In this experiment, I explored the use of p5.js — a web-based framework derived from Processing — to build an interactive system where a physical button controls a web animation. By using the Web Serial API, I successfully achieved real-time data interaction between a browser and a physical sensor device for the first time.

During the process, I became familiar with:

Using the p5.js online development environment;
The navigator.serial mechanism for serial communication in browsers;
Programming dynamic visual feedback on web pages;

Compared to Processing, p5.js is better suited for directly showcasing interactive projects on the web.
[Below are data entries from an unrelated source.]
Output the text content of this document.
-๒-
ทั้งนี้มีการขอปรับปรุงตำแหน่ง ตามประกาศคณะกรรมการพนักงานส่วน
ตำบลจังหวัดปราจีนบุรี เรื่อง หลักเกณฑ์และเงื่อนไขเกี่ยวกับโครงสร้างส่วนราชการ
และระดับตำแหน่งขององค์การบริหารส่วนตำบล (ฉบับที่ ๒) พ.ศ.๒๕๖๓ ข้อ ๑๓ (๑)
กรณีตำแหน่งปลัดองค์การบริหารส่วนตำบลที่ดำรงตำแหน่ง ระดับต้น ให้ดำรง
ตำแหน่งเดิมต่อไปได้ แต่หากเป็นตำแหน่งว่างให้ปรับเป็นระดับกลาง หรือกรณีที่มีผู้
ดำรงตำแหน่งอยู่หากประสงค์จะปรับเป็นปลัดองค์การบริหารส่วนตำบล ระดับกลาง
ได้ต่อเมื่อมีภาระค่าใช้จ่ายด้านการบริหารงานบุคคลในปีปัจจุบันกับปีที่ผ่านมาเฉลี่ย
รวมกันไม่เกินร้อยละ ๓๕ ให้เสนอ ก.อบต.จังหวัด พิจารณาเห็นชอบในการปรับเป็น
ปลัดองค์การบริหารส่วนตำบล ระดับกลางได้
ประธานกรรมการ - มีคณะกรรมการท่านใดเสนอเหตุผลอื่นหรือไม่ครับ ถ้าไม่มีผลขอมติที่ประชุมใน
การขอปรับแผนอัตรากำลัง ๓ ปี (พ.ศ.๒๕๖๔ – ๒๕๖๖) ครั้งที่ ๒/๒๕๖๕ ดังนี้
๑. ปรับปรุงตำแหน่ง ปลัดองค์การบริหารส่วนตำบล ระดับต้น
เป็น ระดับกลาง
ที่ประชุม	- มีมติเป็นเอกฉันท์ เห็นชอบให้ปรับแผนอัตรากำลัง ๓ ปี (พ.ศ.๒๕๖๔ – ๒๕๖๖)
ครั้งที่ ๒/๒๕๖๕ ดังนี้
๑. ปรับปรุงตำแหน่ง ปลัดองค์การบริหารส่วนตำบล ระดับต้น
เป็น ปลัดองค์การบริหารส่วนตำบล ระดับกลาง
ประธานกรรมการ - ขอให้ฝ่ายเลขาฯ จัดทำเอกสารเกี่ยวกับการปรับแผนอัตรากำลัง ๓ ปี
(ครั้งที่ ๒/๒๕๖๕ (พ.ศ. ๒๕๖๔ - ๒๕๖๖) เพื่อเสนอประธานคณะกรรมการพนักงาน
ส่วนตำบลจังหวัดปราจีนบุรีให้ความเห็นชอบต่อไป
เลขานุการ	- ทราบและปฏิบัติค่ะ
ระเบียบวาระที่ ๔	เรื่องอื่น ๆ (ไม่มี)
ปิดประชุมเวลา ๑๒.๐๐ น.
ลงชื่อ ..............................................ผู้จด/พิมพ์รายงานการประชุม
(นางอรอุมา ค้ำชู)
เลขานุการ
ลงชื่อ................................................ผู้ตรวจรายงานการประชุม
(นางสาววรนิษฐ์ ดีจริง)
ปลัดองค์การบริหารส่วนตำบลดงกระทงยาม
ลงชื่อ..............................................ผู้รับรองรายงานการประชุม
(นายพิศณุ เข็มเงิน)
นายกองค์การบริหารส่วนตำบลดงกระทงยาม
It is more aligned with front-end web development but also requires a deeper understanding of JavaScript.

3. Python + Tkinter + PySerial

A) Tool Overview

In this experiment, I explored how to use Python together with the Tkinter graphical user interface (GUI) library and the PySerial serial communication library to create a desktop-based interactive application. This method does not rely on the browser, making it more suitable for developing locally running programs with high compatibility and flexibility.

Programming Language: Python 3.x
GUI Framework: Tkinter (built-in Python GUI library)
Serial Communication: PySerial (needs to be installed separately)

B) Installation Process

1. Installing Python

I installed Python 3.12 on a Windows system. The official download page is: https://www.python.org/downloads/

⚠️ Note: During installation, be sure to check “Add Python to PATH”; otherwise, Python will not be recognized in the command prompt.

2. Installing the PySerial Library

Open the Command Prompt (CMD), and enter the following command to install PySerial:

pip install pyserial

C) GUI Framework Note

Tkinter is included as part of Python's standard library. It is automatically installed with Python, so no additional installation is required.

D) Development Process

My goal was to achieve the same visual effect as the previous p5.js example: to read the serial data sent from the Arduino (indicating whether the button is pressed or released), and reflect that state by animating the size of a circle in a graphical interface.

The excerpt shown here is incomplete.